Frank swallowed again.

“I'll have to read my manual,” he said. “Brush up on how it's done.”

“Eight-thirty then. The address is twenty-six forty-nine Bayshore. You need to write that down?”

“Twenty-six forty-nine. My memory's still working fine.” Another swallow.

“Sure there's not something bothering you, Frank? Something you want to talk about.”

He waved away a night bug dancing at his ear.

“Twenty-six forty-nine,” he said, mustering a smile. “I'll be there at eight-thirty. But if I'm a few minutes late, you'll wait for me, right?”

“I'll give you five minutes,” she said. “Then I'm going in.”

“Okay, okay, eight-thirty sharp,” he said. “Scout's honor.” And made a two-finger salute.

And another swallow.

* * *

Hal sat on his motorcycle in the large dark parking lot.

The air was different out here. It smelled like fish and seaweed. There was wind rattling through the palm trees. He watched as Hannah Keller got in her small car and started it and pulled out of the parking lot.

The man she had been talking to stood and watched her drive away.

Hal waited. He watched other cars pull out of the parking lot. They might be following Hannah Keller or they might not be.

Hal would ask somebody in the motel who this man was. He'd find out his name, what he did for a living, maybe even his relationship to Hannah. The man looked like a cop. That's how he stood, how he walked, like a lazy cop, a cop who drank too much, who sat around and watched TV. Worthless, slothful.
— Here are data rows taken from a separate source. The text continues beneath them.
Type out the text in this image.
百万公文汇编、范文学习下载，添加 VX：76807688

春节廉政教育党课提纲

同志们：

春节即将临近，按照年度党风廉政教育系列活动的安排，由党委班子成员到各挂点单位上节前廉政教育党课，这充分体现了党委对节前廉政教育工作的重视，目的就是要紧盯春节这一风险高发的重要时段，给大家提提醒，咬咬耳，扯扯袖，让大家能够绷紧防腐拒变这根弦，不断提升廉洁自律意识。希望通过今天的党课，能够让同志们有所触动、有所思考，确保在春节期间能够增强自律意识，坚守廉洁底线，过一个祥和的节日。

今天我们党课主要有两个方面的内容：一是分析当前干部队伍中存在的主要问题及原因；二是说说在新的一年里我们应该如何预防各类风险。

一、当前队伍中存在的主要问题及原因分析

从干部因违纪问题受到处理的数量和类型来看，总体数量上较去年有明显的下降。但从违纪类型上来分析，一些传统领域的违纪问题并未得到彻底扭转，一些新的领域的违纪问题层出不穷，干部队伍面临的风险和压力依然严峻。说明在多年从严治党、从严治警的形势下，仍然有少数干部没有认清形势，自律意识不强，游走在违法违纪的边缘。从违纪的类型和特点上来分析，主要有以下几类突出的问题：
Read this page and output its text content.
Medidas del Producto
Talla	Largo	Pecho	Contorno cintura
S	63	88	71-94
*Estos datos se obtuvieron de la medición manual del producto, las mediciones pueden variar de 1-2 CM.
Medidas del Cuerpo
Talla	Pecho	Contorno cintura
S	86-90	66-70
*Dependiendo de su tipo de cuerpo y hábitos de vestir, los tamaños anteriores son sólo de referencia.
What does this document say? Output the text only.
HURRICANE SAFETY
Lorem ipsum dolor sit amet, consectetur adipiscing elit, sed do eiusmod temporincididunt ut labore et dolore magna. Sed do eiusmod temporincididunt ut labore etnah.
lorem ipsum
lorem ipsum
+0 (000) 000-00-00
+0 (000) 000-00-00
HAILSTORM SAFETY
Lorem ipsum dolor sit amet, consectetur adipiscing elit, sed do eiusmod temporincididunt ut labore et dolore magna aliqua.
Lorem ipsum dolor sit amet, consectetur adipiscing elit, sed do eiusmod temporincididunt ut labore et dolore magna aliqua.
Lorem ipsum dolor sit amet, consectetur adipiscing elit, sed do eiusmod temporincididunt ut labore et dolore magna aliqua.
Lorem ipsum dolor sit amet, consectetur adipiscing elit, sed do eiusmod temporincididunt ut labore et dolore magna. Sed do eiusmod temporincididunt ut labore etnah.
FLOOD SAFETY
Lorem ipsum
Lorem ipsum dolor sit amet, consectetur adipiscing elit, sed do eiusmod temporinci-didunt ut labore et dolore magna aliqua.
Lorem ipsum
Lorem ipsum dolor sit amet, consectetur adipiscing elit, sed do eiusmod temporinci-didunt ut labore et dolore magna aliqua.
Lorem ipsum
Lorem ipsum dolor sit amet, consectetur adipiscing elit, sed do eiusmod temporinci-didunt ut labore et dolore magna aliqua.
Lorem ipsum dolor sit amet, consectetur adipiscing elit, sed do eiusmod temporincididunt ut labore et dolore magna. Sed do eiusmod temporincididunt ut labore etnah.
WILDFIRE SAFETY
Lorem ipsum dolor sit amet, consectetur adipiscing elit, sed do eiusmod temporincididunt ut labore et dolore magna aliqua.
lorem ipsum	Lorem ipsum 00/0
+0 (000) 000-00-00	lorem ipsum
A doughnut lover.

After he learned who the man was, then Hal had another person he wanted to talk to, somebody else he'd seen. Somebody he was curious about. He could let Hannah Keller go for the time being. She was taking her son home to bed. A good mother. Tucking him in, singing him lullabies. What good mothers did. He could pick her up again tomorrow morning. That would be soon enough.